Os EUA - escreve - estão a revelar-se incapazes de proteger os seus interesses de segurança e os dos seus aliados. O que a WikiLeaks visa é "embaraçar e desacreditar a América", tornando patente "a impotência da resposta americana".

No pólo inverso, Evgeny Morozov, especialista da Internet e professor em Stanford, aconselha Obama a que não faça de Assange o "Che Guevara do século XXI". Num artigo no Financial Times, adverte que a perseguição à WikiLeaks será vã e poderá levar à criação de uma "rede global radical" com o objectivo de combater o sistema.

"É preciso escolher: a WikiLeaks pode tornar-se numa espécie de novas Brigadas Vermelhas ou numa Internacional da Transparência, (...) com devastadoras consequências para a América." O segredo seria "retirar o maior benefício das novas redes de fanáticos da Internet".

Nenhuma das vias é fácil.
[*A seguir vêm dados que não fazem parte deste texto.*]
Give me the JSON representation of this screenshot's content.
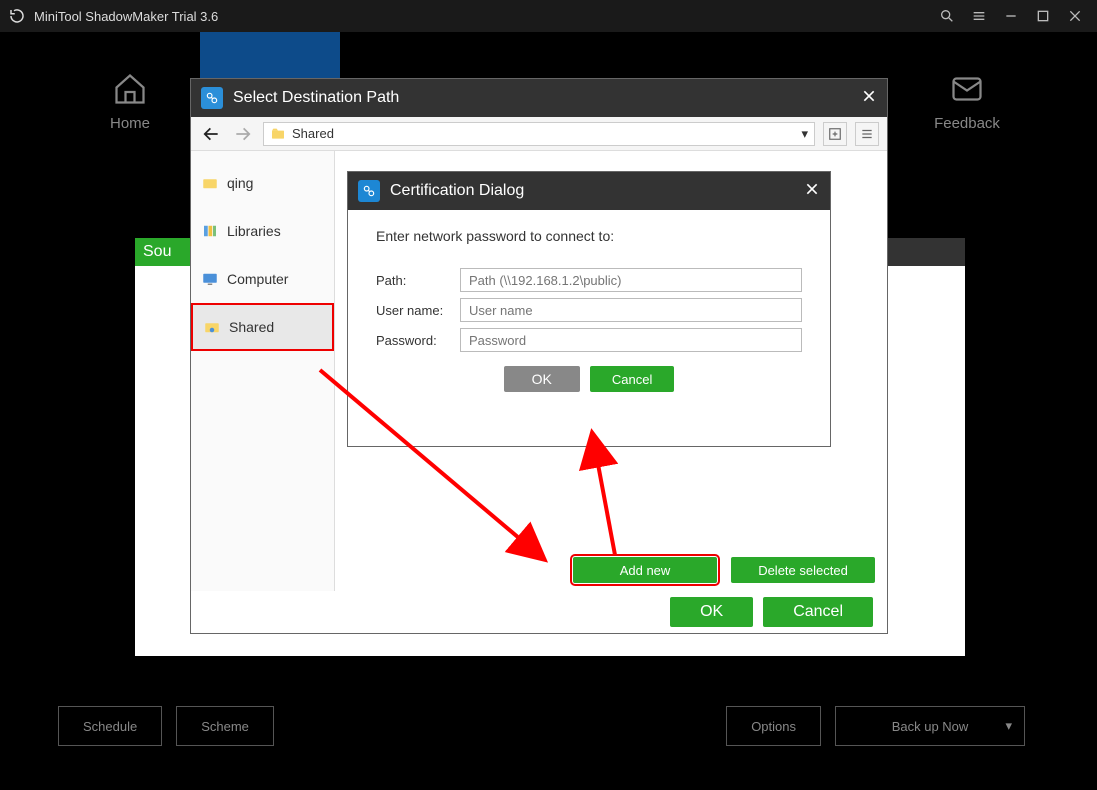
{
  "window": {
    "title": "MiniTool ShadowMaker Trial 3.6"
  },
  "tabs": {
    "home": "Home",
    "feedback": "Feedback"
  },
  "source_tab": "Sou",
  "dest_dialog": {
    "title": "Select Destination Path",
    "path_label": "Shared",
    "sidebar": {
      "qing": "qing",
      "libraries": "Libraries",
      "computer": "Computer",
      "shared": "Shared"
    },
    "add_new": "Add new",
    "delete_selected": "Delete selected",
    "ok": "OK",
    "cancel": "Cancel"
  },
  "cert_dialog": {
    "title": "Certification Dialog",
    "prompt": "Enter network password to connect to:",
    "labels": {
      "path": "Path:",
      "user": "User name:",
      "pass": "Password:"
    },
    "placeholders": {
      "path": "Path (\\\\192.168.1.2\\public)",
      "user": "User name",
      "pass": "Password"
    },
    "ok": "OK",
    "cancel": "Cancel"
  },
  "bottom": {
    "schedule": "Schedule",
    "scheme": "Scheme",
    "options": "Options",
    "backup": "Back up Now"
  }
}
Assange escolheu como alvo os EUA, único rival à sua altura. Descreve-os como "uma conspiração autoritária" que é sua missão desmontar.

A próxima etapa desta saga deverá desenrolar-se na Suécia, pois a extradição parece inevitável. Derradeira ironia: é possível que no fim do ano a americana Time consagre Assange como "personalidade do ano".